France is doing what it thinks is best for France — not the world, not America, not humanity, but France. If that involves screwing America, they’ll do it. If that involves leaping to America’s defense at the last minute like the cartoon dog who’s got the big dog at his side, they’ll do that too. If you are a dedicated opponent of an American war, fine. It’s perfectly defensible to be rooting for France’s success at the U.N.
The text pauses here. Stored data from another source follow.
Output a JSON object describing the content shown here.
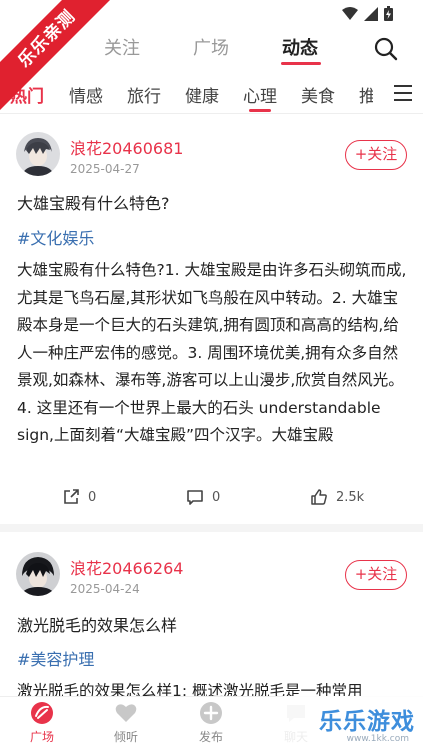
{
  "ribbon_text": "乐乐亲测",
  "top_tabs": [
    "关注",
    "广场",
    "动态"
  ],
  "categories": [
    "热门",
    "情感",
    "旅行",
    "健康",
    "心理",
    "美食",
    "推"
  ],
  "posts": [
    {
      "username": "浪花20460681",
      "date": "2025-04-27",
      "follow_label": "+关注",
      "title": "大雄宝殿有什么特色?",
      "tag": "#文化娱乐",
      "body": "大雄宝殿有什么特色?1. 大雄宝殿是由许多石头砌筑而成,尤其是飞鸟石屋,其形状如飞鸟般在风中转动。2. 大雄宝殿本身是一个巨大的石头建筑,拥有圆顶和高高的结构,给人一种庄严宏伟的感觉。3. 周围环境优美,拥有众多自然景观,如森林、瀑布等,游客可以上山漫步,欣赏自然风光。4. 这里还有一个世界上最大的石头 understandable sign,上面刻着“大雄宝殿”四个汉字。大雄宝殿",
      "shares": "0",
      "comments": "0",
      "likes": "2.5k"
    },
    {
      "username": "浪花20466264",
      "date": "2025-04-24",
      "follow_label": "+关注",
      "title": "激光脱毛的效果怎么样",
      "tag": "#美容护理",
      "body": "激光脱毛的效果怎么样1: 概述激光脱毛是一种常用"
    }
  ],
  "bottom_nav": [
    "广场",
    "倾听",
    "发布",
    "聊天"
  ],
  "watermark": {
    "brand": "乐乐游戏",
    "url": "www.1kk.com"
  },
  "colors": {
    "accent": "#e8334a",
    "tag": "#3a6fb0",
    "ribbon": "#e0212f"
  }
}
But if France’s righteous bloviating against war makes them your Dashboard Saint of International Integrity, it’s either because you are sand-poundingly ignorant of how the world works or it’s because you think France’s self-interest is more important than America’s. If the former applies to you, read a book. If it’s the latter, maybe you should move there along with Alec Baldwin, Robert Altman, and the rest of the crowd who promised to leave a long time ago. But whatever you do, don’t call France’s position principled, because that just insults us both.